Extending initiatives already seen in the technological universities, polytechnics offered courses with a broad base, often integrating subjects. Advances were made in combining theoretical knowledge with practical training, and “sandwich courses” (periods of study alternating with periods of work in industry or office) became especially popular. Moreover, high standards were guaranteed from the start by the fact that polytechnics had to submit detailed programs for every course to the CNAA. This council examined the syllabus, the teaching staff and the general conditions in each case, and often made rigorous demands before approving a course. This contrasted with the situation common at universities, where academic standards tended to vary and subjects were sometimes taught without binding syllabuses.

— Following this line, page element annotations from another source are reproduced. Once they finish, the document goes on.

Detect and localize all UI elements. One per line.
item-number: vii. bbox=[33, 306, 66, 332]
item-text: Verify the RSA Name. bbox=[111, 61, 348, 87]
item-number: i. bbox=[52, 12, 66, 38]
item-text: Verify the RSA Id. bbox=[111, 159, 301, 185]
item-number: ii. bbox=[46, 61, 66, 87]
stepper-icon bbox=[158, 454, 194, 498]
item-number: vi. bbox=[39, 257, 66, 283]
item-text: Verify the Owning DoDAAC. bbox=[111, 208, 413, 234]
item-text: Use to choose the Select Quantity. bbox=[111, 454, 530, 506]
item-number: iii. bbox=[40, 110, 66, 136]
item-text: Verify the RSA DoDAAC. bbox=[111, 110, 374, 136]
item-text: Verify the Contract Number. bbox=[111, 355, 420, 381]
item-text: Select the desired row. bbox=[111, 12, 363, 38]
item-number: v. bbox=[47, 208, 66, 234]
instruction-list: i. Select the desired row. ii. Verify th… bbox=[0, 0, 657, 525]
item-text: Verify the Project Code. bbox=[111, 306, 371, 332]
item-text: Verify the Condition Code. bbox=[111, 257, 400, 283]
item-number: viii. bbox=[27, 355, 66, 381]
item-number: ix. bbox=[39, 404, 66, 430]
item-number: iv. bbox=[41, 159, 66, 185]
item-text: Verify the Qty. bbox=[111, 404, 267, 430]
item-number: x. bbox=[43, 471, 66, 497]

The new approach in polytechnics was accompanied by controversy. There was strong pressure from central and local government and employers, this being evident in the involvement of business interests in sandwich courses and in the demands put by the monopolies to the CNAA. At the same time, some success was achieved by the teachers’ union and student organisation in gaining staff and student representation on management bodies of polytechnics, and participation in course development.

At this point we should consider the question of ‘academic freedom’. This is a cherished ideal of university life, allowing opinions ranging from Marxist to reactionary all to be broadly tolerated within a pluralist framework. The concept is misleading, because it functions in the context of an all-pervasive bourgeois ideology, and because, by permitting each university academic to teach broadly as he wishes, it in practice evades the fighting out of ideas. In polytechnics, at the time they were established, conflicts between progressive ideas and traditional bourgeois thinking were brought out more into the open. New courses had to be worked out collectively and defended before the national body, the CNAA, and this produced syllabuses to which all teachers involved were committed.

What this achieved at polytechnics should not of course be exaggerated. There was both advance and compromise, an example of the latter being “European Studies” (combining the study of the literature, history and economy of several countries). Objectives here tended to be confused, and there was mostly a bias towards Western Europe.